Walmart’s inclusion of Chase Pay gives it a way to lower its card-processing costs, Michael Moeser, director of payments at Javelin Strategy & Research, tells Digital Transactions News via email. “For Chase, it provides significant volume to be run through its network, ChaseNet, which it leases from Visa,” Moeser adds.

Walmart is the latest merchant to announce it will accept Chase Pay, which already is accepted on some e-commerce sites. Earlier this year, Chase announced Starbucks Corp., and its 7,500 company-operated stores, will accept Chase Pay. Phillips 66, Shell Oil Co., and electronics retailer Best Buy Co. have also signed on to accept the wallet.

Aside from Walmart, Chase says Chase Pay will launch yet this year as a mobile-payment service at participating merchant locations and as an in-app payment option.

The potential user base for Chase Pay is huge. Chase says it has more than 94 million consumer credit, debit, and prepaid card accounts, which will be pre-loaded into Chase Pay wallets, and almost 26 million consumers use the Chase mobile-banking app.

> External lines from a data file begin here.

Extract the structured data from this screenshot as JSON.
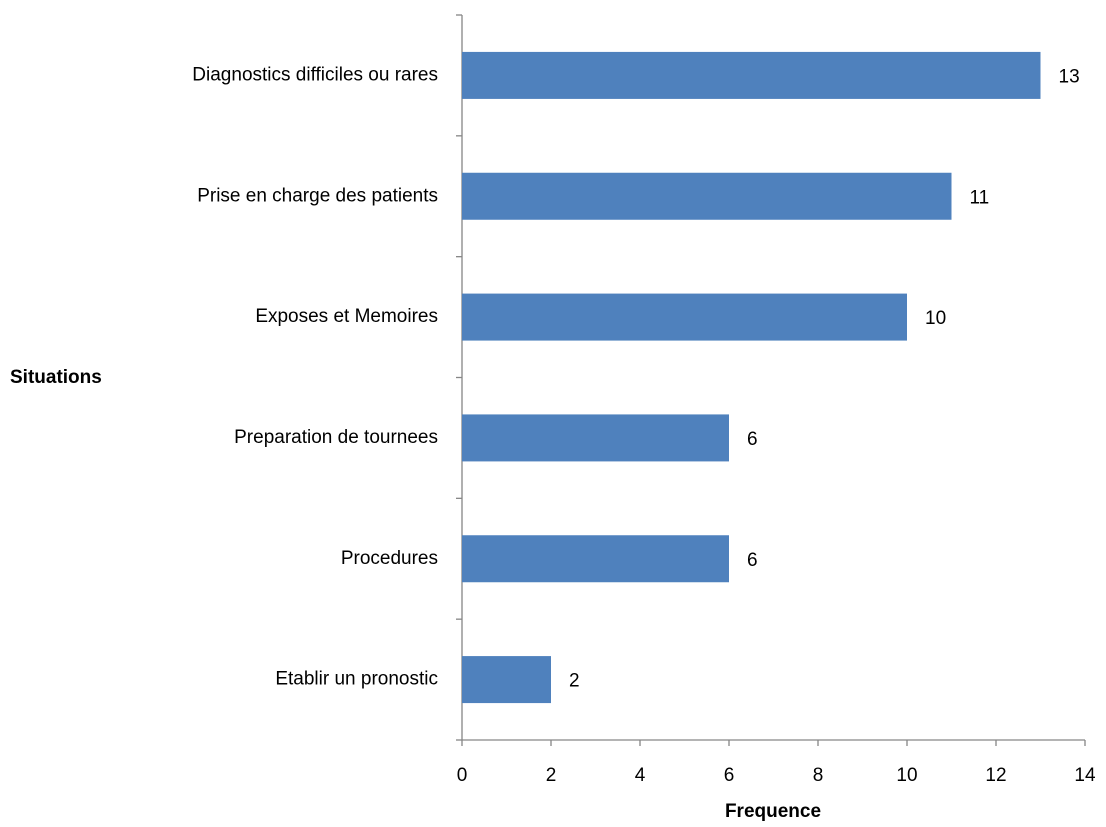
{
  "chart_data": {
    "type": "bar",
    "orientation": "horizontal",
    "x_label": "Frequence",
    "y_label": "Situations",
    "categories": [
      "Diagnostics difficiles ou rares",
      "Prise en charge des patients",
      "Exposes et Memoires",
      "Preparation de tournees",
      "Procedures",
      "Etablir un pronostic"
    ],
    "values": [
      13,
      11,
      10,
      6,
      6,
      2
    ],
    "color": "#4f81bd",
    "xlim": [
      0,
      14
    ],
    "xticks": [
      0,
      2,
      4,
      6,
      8,
      10,
      12,
      14
    ],
    "grid": false
  }
}
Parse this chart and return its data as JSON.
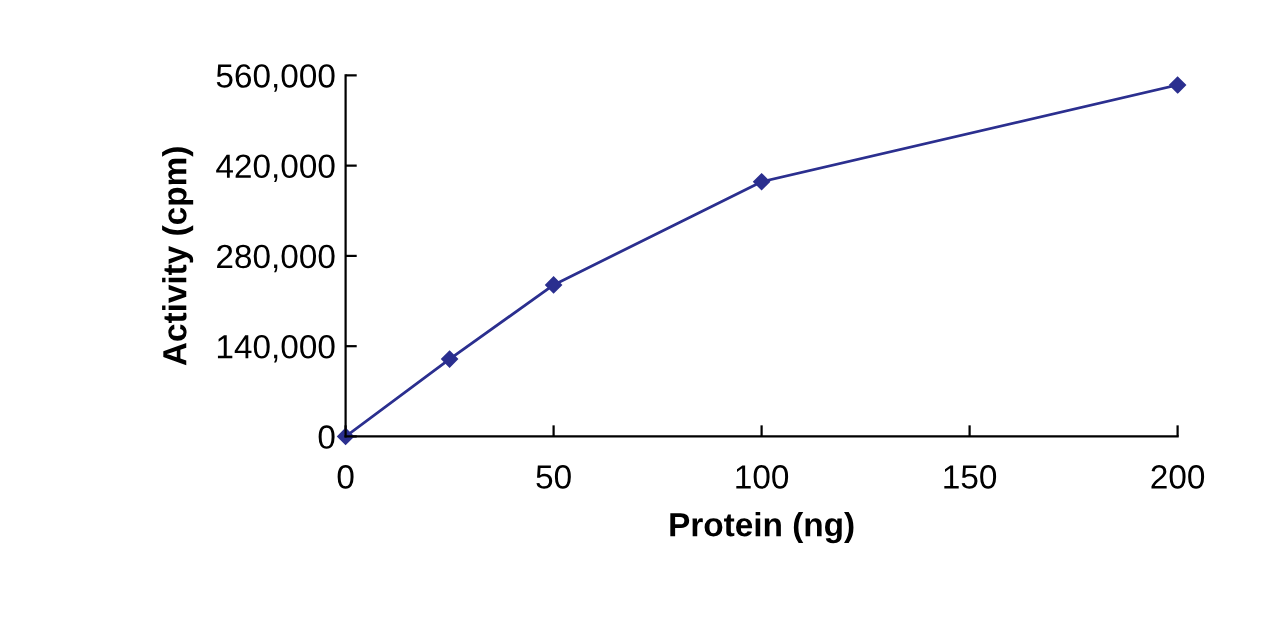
{
  "chart_data": {
    "type": "line",
    "xlabel": "Protein (ng)",
    "ylabel": "Activity (cpm)",
    "x": [
      0,
      25,
      50,
      100,
      200
    ],
    "series": [
      {
        "color": "#2b2f8f",
        "values": [
          0,
          120000,
          235000,
          395000,
          545000
        ]
      }
    ],
    "xlim": [
      0,
      200
    ],
    "xticks": [
      0,
      50,
      100,
      150,
      200
    ],
    "ylim": [
      0,
      560000
    ],
    "yticks": [
      {
        "value": 0,
        "label": "0"
      },
      {
        "value": 140000,
        "label": "140,000"
      },
      {
        "value": 280000,
        "label": "280,000"
      },
      {
        "value": 420000,
        "label": "420,000"
      },
      {
        "value": 560000,
        "label": "560,000"
      }
    ],
    "marker": "diamond",
    "line_style": "solid",
    "grid": false,
    "legend": false
  }
}
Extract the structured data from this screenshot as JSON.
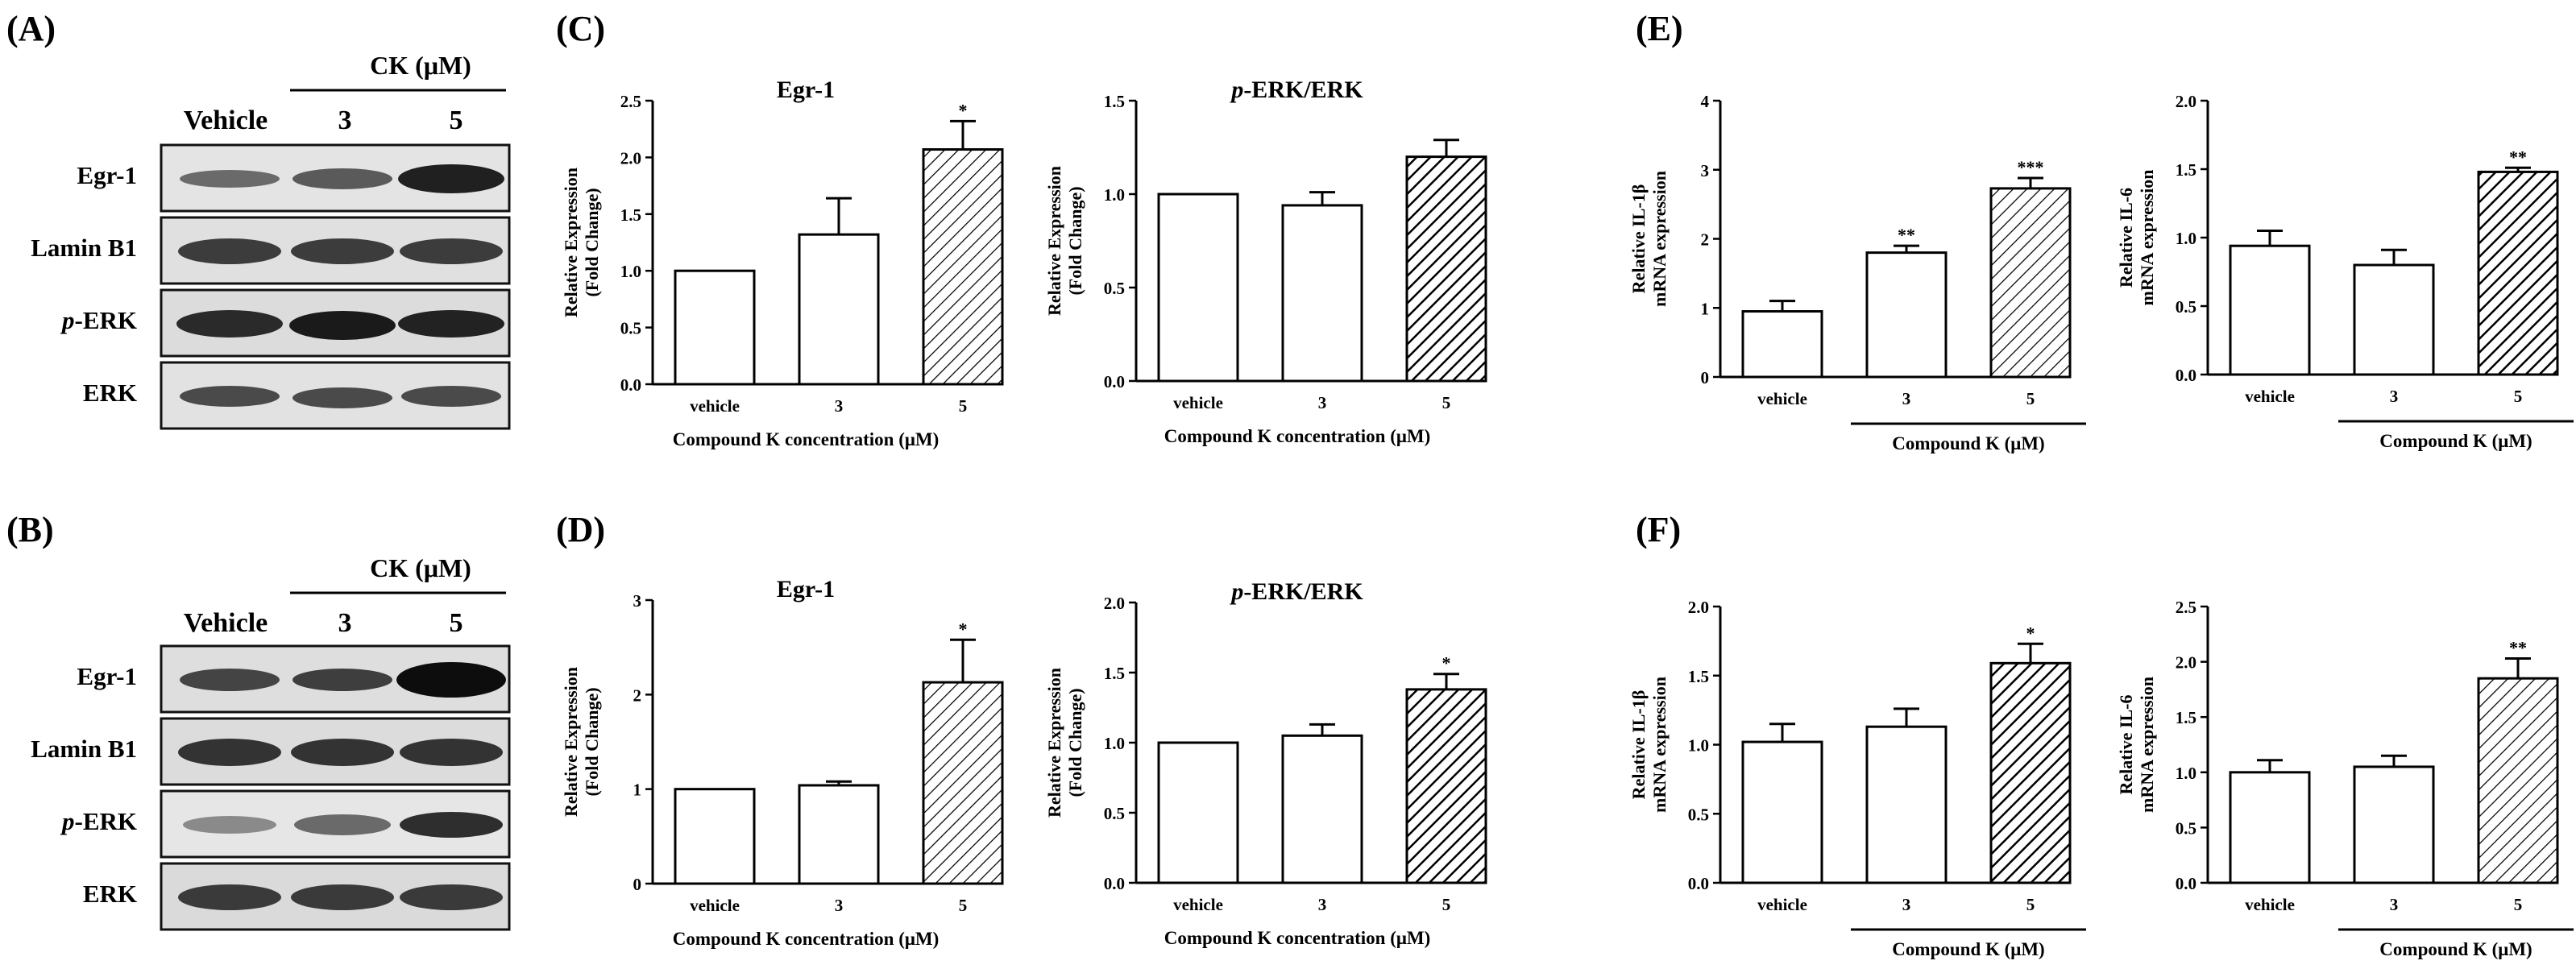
{
  "panel_labels": {
    "A": "(A)",
    "B": "(B)",
    "C": "(C)",
    "D": "(D)",
    "E": "(E)",
    "F": "(F)"
  },
  "western_blots": [
    {
      "id": "A",
      "treatment_label": "CK (μM)",
      "lane_labels": [
        "Vehicle",
        "3",
        "5"
      ],
      "row_labels": [
        {
          "prefix": "",
          "text": "Egr-1"
        },
        {
          "prefix": "",
          "text": "Lamin B1"
        },
        {
          "prefix": "p",
          "text": "-ERK"
        },
        {
          "prefix": "",
          "text": "ERK"
        }
      ]
    },
    {
      "id": "B",
      "treatment_label": "CK (μM)",
      "lane_labels": [
        "Vehicle",
        "3",
        "5"
      ],
      "row_labels": [
        {
          "prefix": "",
          "text": "Egr-1"
        },
        {
          "prefix": "",
          "text": "Lamin B1"
        },
        {
          "prefix": "p",
          "text": "-ERK"
        },
        {
          "prefix": "",
          "text": "ERK"
        }
      ]
    }
  ],
  "chart_data": [
    {
      "id": "C1",
      "type": "bar",
      "title": "Egr-1",
      "categories": [
        "vehicle",
        "3",
        "5"
      ],
      "values": [
        1.0,
        1.32,
        2.07
      ],
      "errors": [
        0,
        0.32,
        0.25
      ],
      "significance": [
        "",
        "",
        "*"
      ],
      "ylabel_lines": [
        "Relative Expression",
        "(Fold Change)"
      ],
      "xlabel": "Compound K concentration (μM)",
      "ylim": [
        0,
        2.5
      ],
      "yticks": [
        "0.0",
        "0.5",
        "1.0",
        "1.5",
        "2.0",
        "2.5"
      ]
    },
    {
      "id": "C2",
      "type": "bar",
      "title_prefix": "p",
      "title": "-ERK/ERK",
      "categories": [
        "vehicle",
        "3",
        "5"
      ],
      "values": [
        1.0,
        0.94,
        1.2
      ],
      "errors": [
        0,
        0.07,
        0.09
      ],
      "significance": [
        "",
        "",
        ""
      ],
      "ylabel_lines": [
        "Relative Expression",
        "(Fold Change)"
      ],
      "xlabel": "Compound K concentration (μM)",
      "ylim": [
        0,
        1.5
      ],
      "yticks": [
        "0.0",
        "0.5",
        "1.0",
        "1.5"
      ]
    },
    {
      "id": "D1",
      "type": "bar",
      "title": "Egr-1",
      "categories": [
        "vehicle",
        "3",
        "5"
      ],
      "values": [
        1.0,
        1.04,
        2.13
      ],
      "errors": [
        0,
        0.04,
        0.45
      ],
      "significance": [
        "",
        "",
        "*"
      ],
      "ylabel_lines": [
        "Relative Expression",
        "(Fold Change)"
      ],
      "xlabel": "Compound K concentration (μM)",
      "ylim": [
        0,
        3
      ],
      "yticks": [
        "0",
        "1",
        "2",
        "3"
      ]
    },
    {
      "id": "D2",
      "type": "bar",
      "title_prefix": "p",
      "title": "-ERK/ERK",
      "categories": [
        "vehicle",
        "3",
        "5"
      ],
      "values": [
        1.0,
        1.05,
        1.38
      ],
      "errors": [
        0,
        0.08,
        0.11
      ],
      "significance": [
        "",
        "",
        "*"
      ],
      "ylabel_lines": [
        "Relative Expression",
        "(Fold Change)"
      ],
      "xlabel": "Compound K concentration (μM)",
      "ylim": [
        0,
        2.0
      ],
      "yticks": [
        "0.0",
        "0.5",
        "1.0",
        "1.5",
        "2.0"
      ]
    },
    {
      "id": "E1",
      "type": "bar",
      "title": "",
      "categories": [
        "vehicle",
        "3",
        "5"
      ],
      "values": [
        0.95,
        1.8,
        2.73
      ],
      "errors": [
        0.15,
        0.1,
        0.15
      ],
      "significance": [
        "",
        "**",
        "***"
      ],
      "ylabel_lines": [
        "Relative IL-1β",
        "mRNA expression"
      ],
      "xlabel": "Compound K (μM)",
      "xlabel_bracket": true,
      "ylim": [
        0,
        4
      ],
      "yticks": [
        "0",
        "1",
        "2",
        "3",
        "4"
      ]
    },
    {
      "id": "E2",
      "type": "bar",
      "title": "",
      "categories": [
        "vehicle",
        "3",
        "5"
      ],
      "values": [
        0.94,
        0.8,
        1.48
      ],
      "errors": [
        0.11,
        0.11,
        0.03
      ],
      "significance": [
        "",
        "",
        "**"
      ],
      "ylabel_lines": [
        "Relative IL-6",
        "mRNA expression"
      ],
      "xlabel": "Compound K (μM)",
      "xlabel_bracket": true,
      "ylim": [
        0,
        2.0
      ],
      "yticks": [
        "0.0",
        "0.5",
        "1.0",
        "1.5",
        "2.0"
      ]
    },
    {
      "id": "F1",
      "type": "bar",
      "title": "",
      "categories": [
        "vehicle",
        "3",
        "5"
      ],
      "values": [
        1.02,
        1.13,
        1.59
      ],
      "errors": [
        0.13,
        0.13,
        0.14
      ],
      "significance": [
        "",
        "",
        "*"
      ],
      "ylabel_lines": [
        "Relative IL-1β",
        "mRNA expression"
      ],
      "xlabel": "Compound K (μM)",
      "xlabel_bracket": true,
      "ylim": [
        0,
        2.0
      ],
      "yticks": [
        "0.0",
        "0.5",
        "1.0",
        "1.5",
        "2.0"
      ]
    },
    {
      "id": "F2",
      "type": "bar",
      "title": "",
      "categories": [
        "vehicle",
        "3",
        "5"
      ],
      "values": [
        1.0,
        1.05,
        1.85
      ],
      "errors": [
        0.11,
        0.1,
        0.18
      ],
      "significance": [
        "",
        "",
        "**"
      ],
      "ylabel_lines": [
        "Relative IL-6",
        "mRNA expression"
      ],
      "xlabel": "Compound K (μM)",
      "xlabel_bracket": true,
      "ylim": [
        0,
        2.5
      ],
      "yticks": [
        "0.0",
        "0.5",
        "1.0",
        "1.5",
        "2.0",
        "2.5"
      ]
    }
  ]
}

Walmart, like Best Buy, had been part of Merchant Customer Exchange, a retailer consortium that had been developing a mobile wallet but shuttered its pilot this summer. Like MCX’s CurrentC wallet, for example, Chase Pay links to the point of sale through barcode scanning, a method also used by Walmart Pay.

“MCX had a goal of building direct relationships with banks and circumventing the  networks,” says Rick Oglesby, principal at AZPayments Group LLC, a Mesa, Ariz-based consultancy. “The agreement with Chase is exactly the type of agreements MCX was seeking, so we can expect the MCX merchants to continue to work with Chase even after MCX announced its change in strategy and reduction in staff.”